BLOCKLEY (St. Peter and St. Paul), a parish, in the union of Shipston, Upper division of the hundred of Oswaldslow, Blockley and E. divisions of the county of Worcester, 3¼ miles (N. W. by W.) from Moreton; surrounded by Gloucestershire and a small portion of Warwickshire; comprising the townships of Blockley, and the hamlets of Aston Magna, Dorne, Ditchford, Draycot, and Paxford; and containing 2136 inhabitants, of whom 1412 are in the township of Blockley. It consists of 7571 acres, of which 3190 are arable, 4035 meadow and pasture, and 341 wood; the soil is rich and fertile. The surface is irregular and undulated, and the scenery produced by its shady groves, fruitful vales, and sloping hills, is very pleasing: the land is in good cultivation. There are several silk-mills, worked by small streams which rise in Dovedale, a short distance hence. Fairs are held on the Tuesday next after Easter-week, for cattle, and Oct. 10th, for hiring servants; a manorial court is occasionally held under the Bishop of Worcester, who is lord of the manor, and the petty-sessions for the division are held here.
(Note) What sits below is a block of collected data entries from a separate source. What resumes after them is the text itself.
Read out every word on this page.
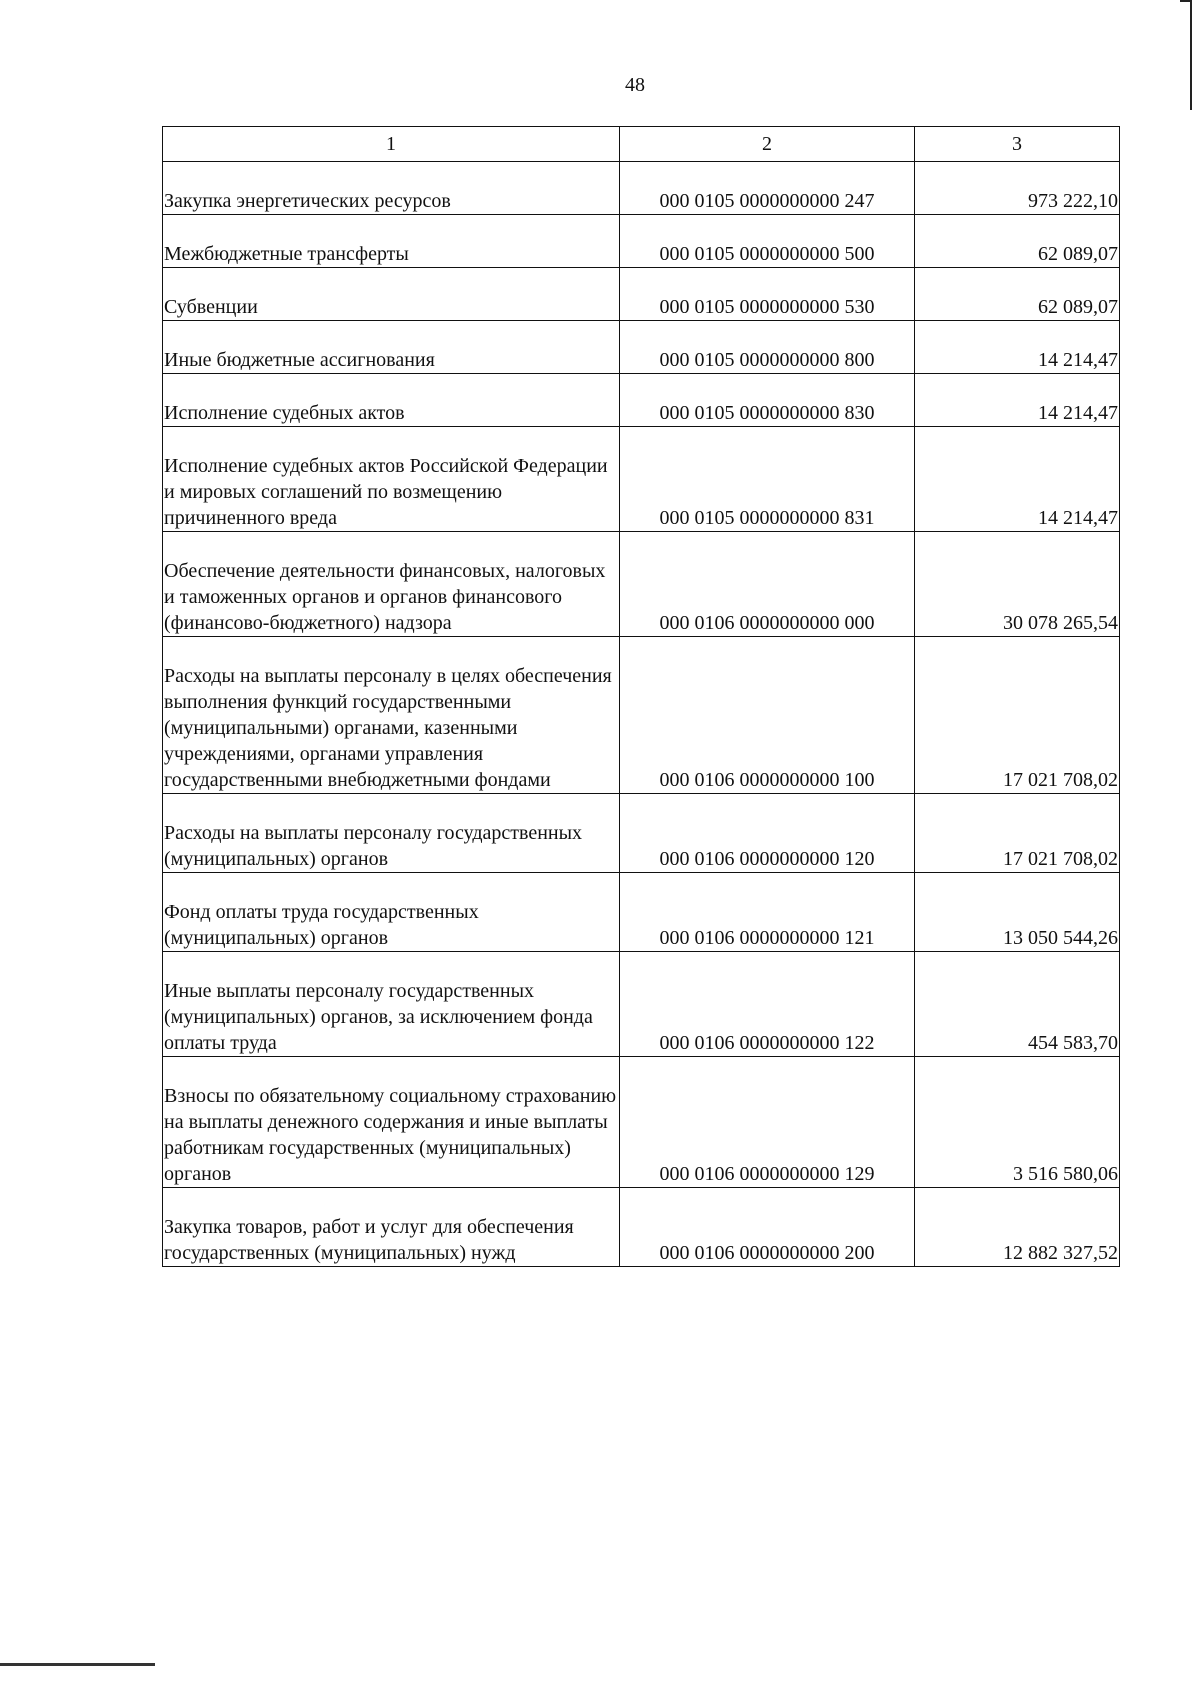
48
1	2	3
Закупка энергетических ресурсов	000 0105 0000000000 247	973 222,10
Межбюджетные трансферты	000 0105 0000000000 500	62 089,07
Субвенции	000 0105 0000000000 530	62 089,07
Иные бюджетные ассигнования	000 0105 0000000000 800	14 214,47
Исполнение судебных актов	000 0105 0000000000 830	14 214,47
Исполнение судебных актов Российской Федерации и мировых соглашений по возмещению причиненного вреда	000 0105 0000000000 831	14 214,47
Обеспечение деятельности финансовых, налоговых и таможенных органов и органов финансового (финансово-бюджетного) надзора	000 0106 0000000000 000	30 078 265,54
Расходы на выплаты персоналу в целях обеспечения выполнения функций государственными (муниципальными) органами, казенными учреждениями, органами управления государственными внебюджетными фондами	000 0106 0000000000 100	17 021 708,02
Расходы на выплаты персоналу государственных (муниципальных) органов	000 0106 0000000000 120	17 021 708,02
Фонд оплаты труда государственных (муниципальных) органов	000 0106 0000000000 121	13 050 544,26
Иные выплаты персоналу государственных (муниципальных) органов, за исключением фонда оплаты труда	000 0106 0000000000 122	454 583,70
Взносы по обязательному социальному страхованию на выплаты денежного содержания и иные выплаты работникам государственных (муниципальных) органов	000 0106 0000000000 129	3 516 580,06
Закупка товаров, работ и услуг для обеспечения государственных (муниципальных) нужд	000 0106 0000000000 200	12 882 327,52
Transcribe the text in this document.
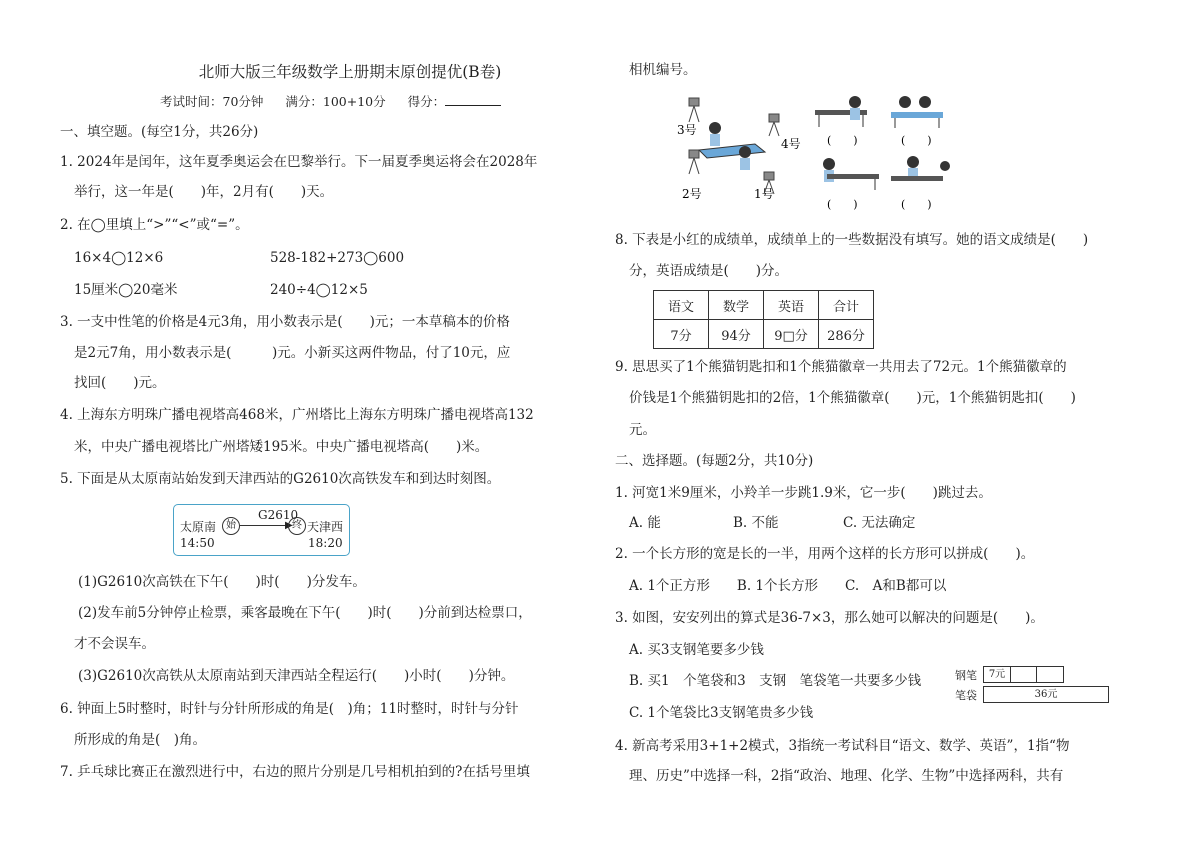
北师大版三年级数学上册期末原创提优(B卷)
考试时间：70分钟 满分：100+10分 得分：
一、填空题。(每空1分，共26分)
1. 2024年是闰年，这年夏季奥运会在巴黎举行。下一届夏季奥运将会在2028年
举行，这一年是(　　)年，2月有(　　)天。
2. 在◯里填上“>”“<”或“=”。
16×4◯12×6	528-182+273◯600
15厘米◯20毫米	240÷4◯12×5
3. 一支中性笔的价格是4元3角，用小数表示是(　　)元；一本草稿本的价格
是2元7角，用小数表示是(　　　)元。小新买这两件物品，付了10元，应
找回(　　)元。
4. 上海东方明珠广播电视塔高468米，广州塔比上海东方明珠广播电视塔高132
米，中央广播电视塔比广州塔矮195米。中央广播电视塔高(　　)米。
5. 下面是从太原南站始发到天津西站的G2610次高铁发车和到达时刻图。
太原南 始
G2610
▶ 终 天津西
14:50	18:20
(1)G2610次高铁在下午(　　)时(　　)分发车。
(2)发车前5分钟停止检票，乘客最晚在下午(　　)时(　　)分前到达检票口，
才不会误车。
(3)G2610次高铁从太原南站到天津西站全程运行(　　)小时(　　)分钟。
6. 钟面上5时整时，时针与分针所形成的角是(　)角；11时整时，时针与分针
所形成的角是(　)角。
7. 乒乓球比赛正在激烈进行中，右边的照片分别是几号相机拍到的?在括号里填
相机编号。
3号
4号
2号	1号
(　　)	(　　)
(　　)	(　　)
8. 下表是小红的成绩单，成绩单上的一些数据没有填写。她的语文成绩是(　　)
分，英语成绩是(　　)分。
语文	数学	英语	合计
7分	94分	9□分	286分
9. 思思买了1个熊猫钥匙扣和1个熊猫徽章一共用去了72元。1个熊猫徽章的
价钱是1个熊猫钥匙扣的2倍，1个熊猫徽章(　　)元，1个熊猫钥匙扣(　　)
元。
二、选择题。(每题2分，共10分)
1. 河宽1米9厘米，小羚羊一步跳1.9米，它一步(　　)跳过去。
A. 能	B. 不能	C. 无法确定
2. 一个长方形的宽是长的一半，用两个这样的长方形可以拼成(　　)。
A. 1个正方形　　B. 1个长方形　　C.　A和B都可以
3. 如图，安安列出的算式是36-7×3，那么她可以解决的问题是(　　)。
A. 买3支钢笔要多少钱
B. 买1　个笔袋和3　支钢　笔袋笔一共要多少钱
C. 1个笔袋比3支钢笔贵多少钱
钢笔	7元
笔袋	36元
4. 新高考采用3+1+2模式，3指统一考试科目“语文、数学、英语”，1指“物
理、历史”中选择一科，2指“政治、地理、化学、生物”中选择两科，共有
The living is a vicarage, valued in the king's books at £54; net income, £762; patron and appropriator, the Bishop: the tithes were commuted for land in 1772. The church is partly Norman, and partly in the early English style; the interior is spacious, and consists of a nave, chancel, and north aisle, with a small gallery at the west end, and is appropriately decorated: the tower was rebuilt in 1725, at the expense of the inhabitants. At Aston is a separate incumbency. There is a place of worship for Baptists. Premises for a school upon the national plan, were built some years since by Lord Northwick; the endowment, arising from various sums bequeathed by the ancestors of his lordship, amounts to £12. 14. per annum. In a charter of King Burhred, dated 855, mention is made of a monastery which then existed, and which was subsequently annexed to the bishopric of Worcester: the bishops had a palace here. The Roman Fosse-way passed between this village and Moreton, and urns and other Roman remains have been found on Moor Hill. There are several chalybeate springs.

Transcribed from A Topographical Dictionary of England, by Samuel Lewis, seventh edition, published 1858.